A close friend of mine once remarked (critically) that all I care about is fun, and I would not disagree. The highest compliment you can receive from me is that you are “fun”. In contrast, an assessment that you are “boring” was in my book, worse than say, “evil”.

A few years ago, I travelled to Shanghai for a month on business. Shanghai is a very dynamic and cosmopolitan city, full of energy. I grew to love the city towards the end of my stay. However, the most dominant feeling I had during my stay was boredom.
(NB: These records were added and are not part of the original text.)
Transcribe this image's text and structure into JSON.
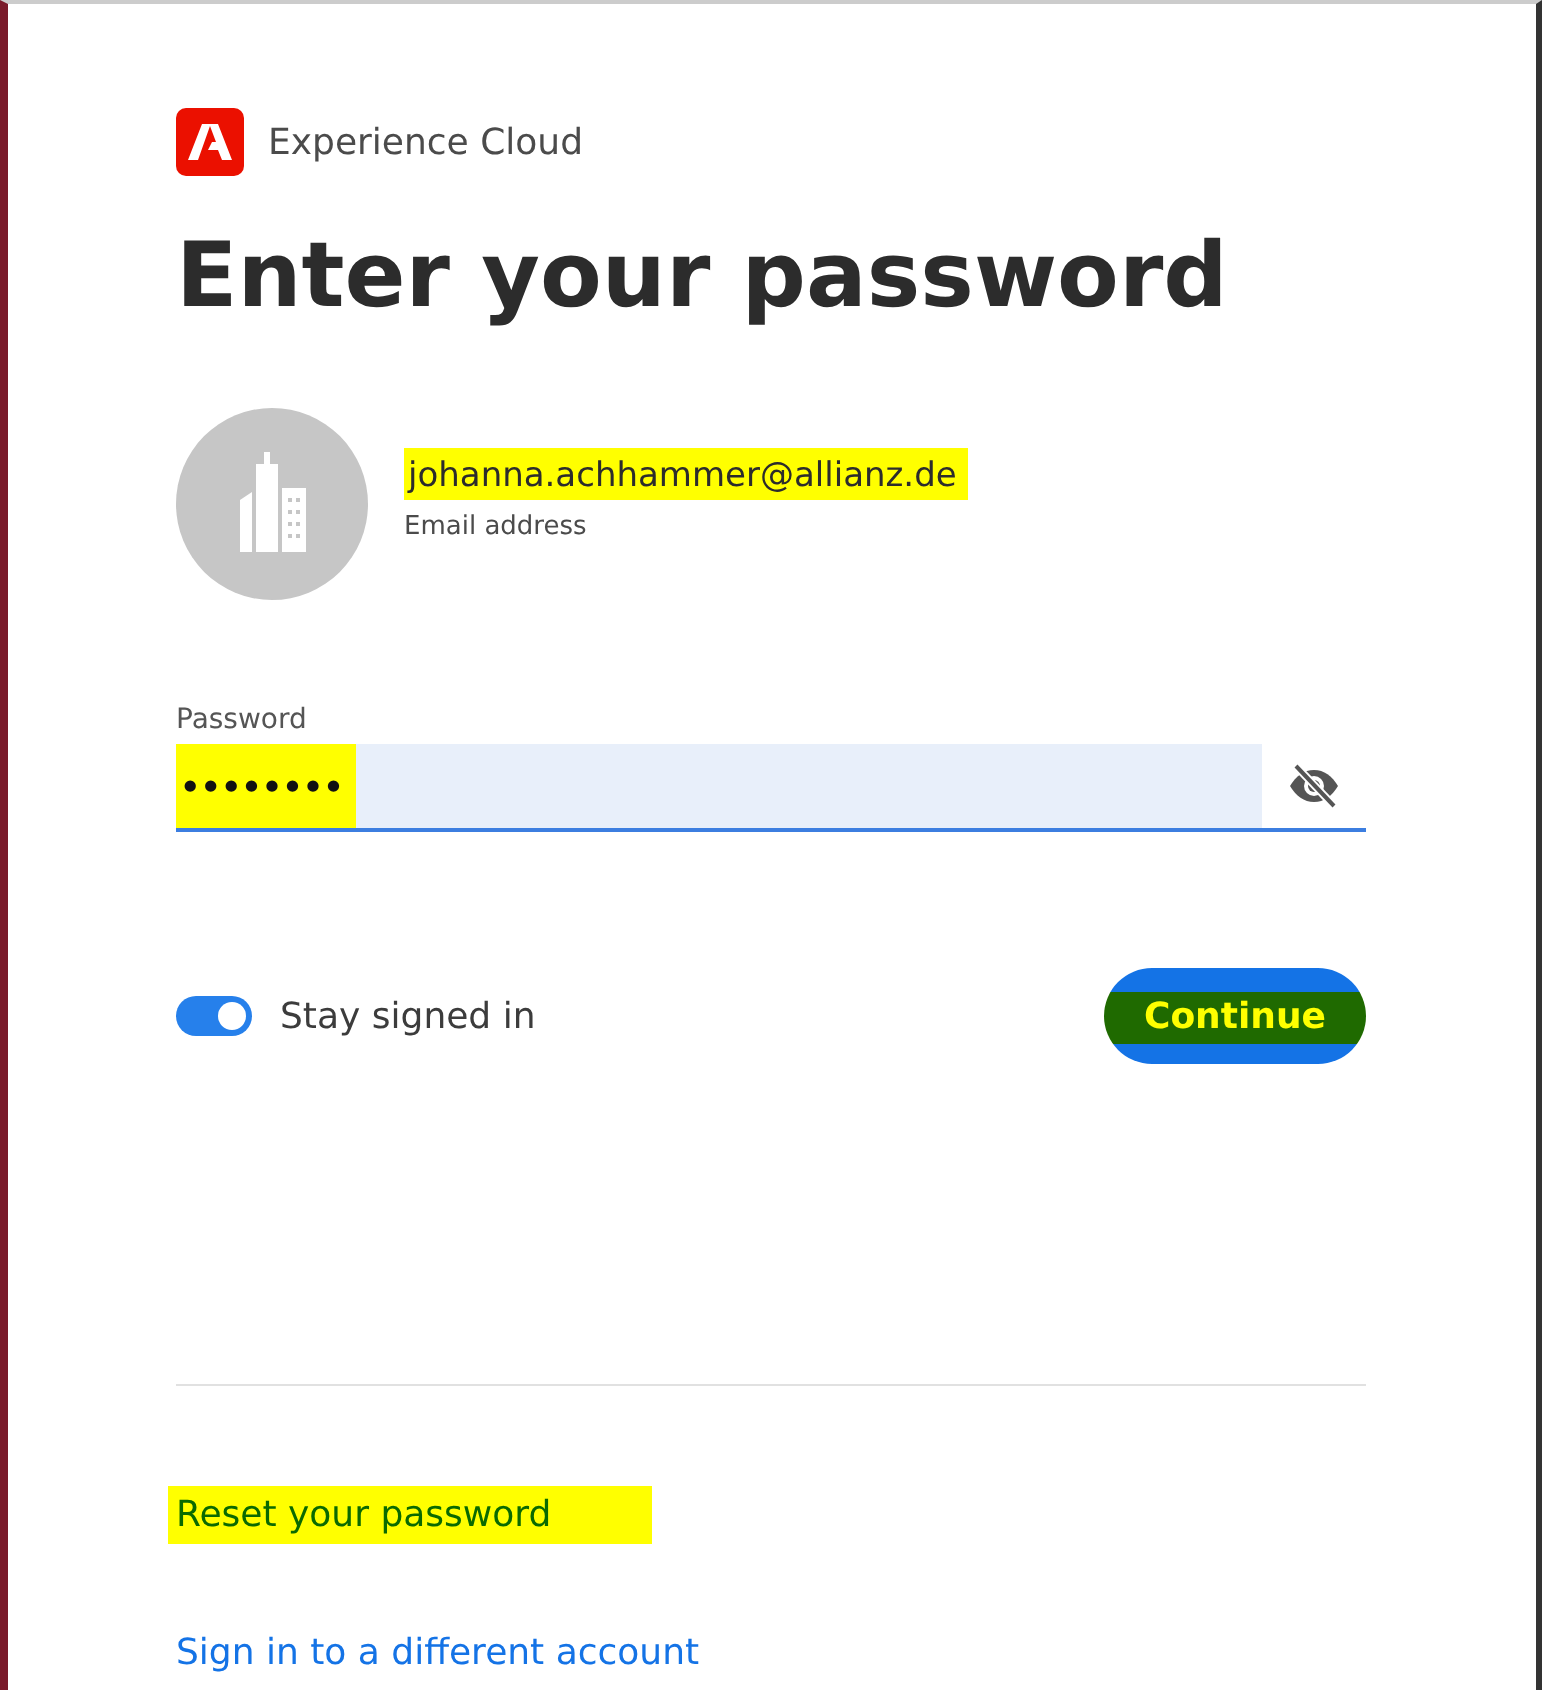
{
  "brand": {
    "name": "Experience Cloud"
  },
  "title": "Enter your password",
  "account": {
    "email": "johanna.achhammer@allianz.de",
    "email_highlighted": true,
    "caption": "Email address"
  },
  "password": {
    "label": "Password",
    "value": "••••••••",
    "highlighted": true
  },
  "stay_signed_in": {
    "label": "Stay signed in",
    "on": true
  },
  "continue_button": {
    "label": "Continue",
    "highlighted": true
  },
  "links": [
    {
      "label": "Reset your password",
      "highlighted": true
    },
    {
      "label": "Sign in to a different account",
      "highlighted": false
    }
  ]
}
During my stay in Shanghai, I was bored. I didn’t know a soul in Shanghai. I didn’t speak Shanghainese or Mandarin. I didn’t have the stomach to travel outside of Shanghai by myself, and dining out alone is positively the most depressing thing I can think of (perhaps rivaled only by going to watch a movie by yourself). The month I stayed in Shanghai is the only other time (besides now) in my life that I have felt compelled to write. Usually, I’m too busy living my life to sit down and maintain a blog. Only after a complete shock to my system jolted me out of my comfort zone did I feel the need to engage in writing as catharsis.

My drawing instructor at Michigan once told me that she travels to sketch. When she goes to a new place, everything she sees is new and stimulating to her, and she is motivated to sketch (perhaps the way tourists are motivated to snap photographs). Like her, the utter foreignness of my surroundings compels me to act and my response is to write as a way to “work it out”.